Processing Emotions in the Body
Before moving through this, make sure you’ve read Feelings Vs. Thoughts — it’ll give you important context for what we’re doing here.
When you’re feeling overwhelmed, disoriented, activated, or strangely checked out, it often means there are some emotions in the body that need processing. Not thinking through. Not analyzing. Actually feeling — in the physical sense.
Here’s how.
Step 1: Body Scan
We start with a body scan. (See this blog post for a full breakdown of what that means.) This is one of the most useful tools you can add to your mental health toolkit, and it’s simpler than it sounds.
A body scan just means slowly checking in with your body from head to toe — noticing where you might be holding tension, pressure, or emotion. The most common hotspots are the head, the chest and heart space, and the stomach.
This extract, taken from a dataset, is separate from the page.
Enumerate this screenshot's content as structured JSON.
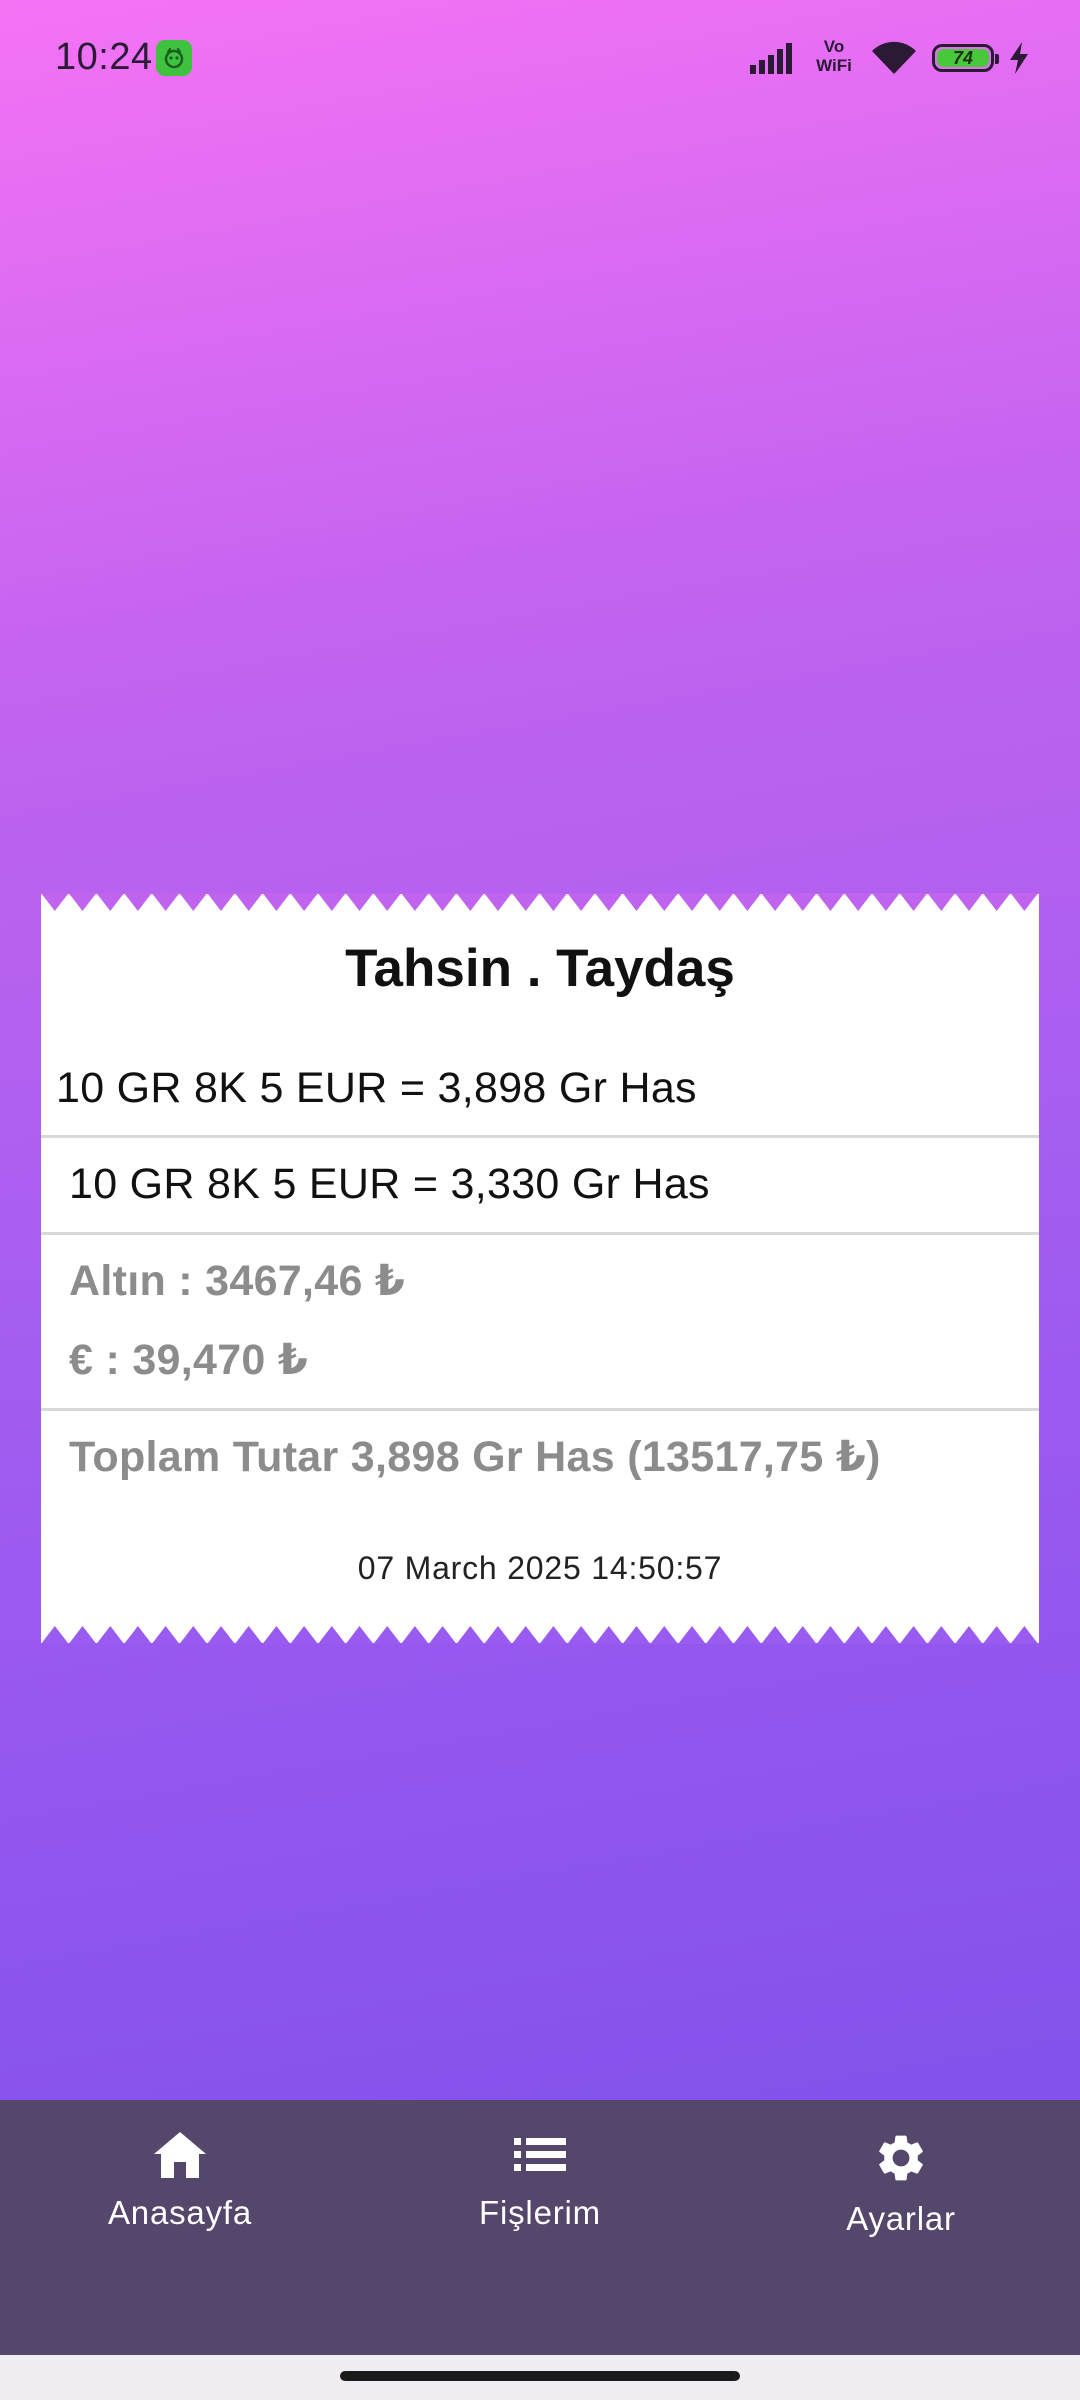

Stress, emotion, and even trauma tend to collect in these areas.
If you’d like a guided experience, there are countless body scan meditations available — search one up and let someone walk you through it the first time.
Step 2: Find It and Get Curious
Once you locate some tension or discomfort, just sit with it for a moment. Get curious rather than alarmed.
Sometimes it feels like a tightly wound ball of yarn — dense and pressurized. Sometimes it feels like too much air pumped into a small space. Sometimes it’s a queasy, unsettled goo sitting in your stomach. Sometimes it’s a dull heaviness in your chest that you’ve been carrying around so long you stopped noticing it.
Whatever it feels like — don’t try to fix it yet. Just get familiar with it.
It can help, especially in the earlier phases of this kind of exploration, to give the emotion a name and a color. If you’re not sure what to call what you’re feeling, the Feelings Wheel is a great resource for finding language for what’s happening inside.
Once you’ve named it, let it take up as much space as it wants. Sometimes that means it expands to fill your entire body. That’s okay. You’re not going to be swallowed by it. You’re just finally letting it be seen.
Step 3: Move It Through
Now you can begin to release it. A few ways to do this:
Breathwork — Take slow, deep breaths and with each exhale, imagine the emotion loosening at the edges, softening, diffusing. You’re not forcing it out — you’re just creating space for it to move.
Color breathing — Identify a feeling you’d like to replace the tension with. Peace. Calm. Safety. Love. Give that feeling a color. As you inhale, visualize that color filling the space. As you exhale, imagine the original emotion releasing and leaving the body. You can return to the body scan afterward to check whether the tension has shifted or softened.
Movement — Sometimes the body needs to physically move an emotion through. Shaking out your hands, going for a walk, stretching, or even dancing can help dislodge stuck energy that breathwork alone won’t budge.
Sound — Humming, sighing deeply, or even crying (if it comes naturally) can be powerful releasing mechanisms. Sound creates vibration in the body, and vibration moves energy.
A Few Things to Know
This is sometimes easier than other times. Some emotions are stubborn. Some days you’ll do a body scan and something releases almost immediately. Other days the same emotion will still be sitting there like an unwelcome houseguest who won’t take a hint.
Emotions that have gone unprocessed for a very long time may respond slowly — and that’s okay. You might need to come back to the same thing over days or weeks. That’s not failure. That’s the work.
Don’t Forget the Good Stuff
Processing emotions in the body isn’t only for the hard ones — and this part is worth savoring.
Maybe you just left a job or relationship that was suffocating you, and for the first time in years you feel genuinely free. Let that joy completely engulf you. Let it lift you off the ground.
Maybe it’s Saturday morning. You’ve got your favorite coffee from the cute café down the street, the light is coming through the window just right, and there’s a warm, glowy orb of contentment sitting right in the middle of your chest. Don’t scroll past it. Snuggle into it. Let it expand.
Positive emotions deserve to be felt fully too — not rushed past or taken for granted. The more you practice being present with the good, the more available you become to all of it.
Key Takeaways
- Processing emotions happens in the body, not the mind. Thinking about a feeling is not the same as feeling it. The goal is to locate the emotion physically and let it move through you.
- A body scan is your starting point. Learning to check in with your body — head, chest, stomach — is a foundational skill for emotional processing.
- Curiosity is the right energy here, not force. You’re not trying to rip the emotion out. You’re getting familiar with it, giving it space, and allowing it to release on its own timeline.
- Naming and coloring the emotion helps. It gives your mind something useful to do while your body does the actual work.
- Some emotions take time. Long-held or deeply suppressed emotions may need repeated visits. That’s normal and expected.
- Process the good ones too. Joy, gratitude, peace, and contentment deserve the same presence and attention as the hard emotions. Let yourself feel those fully.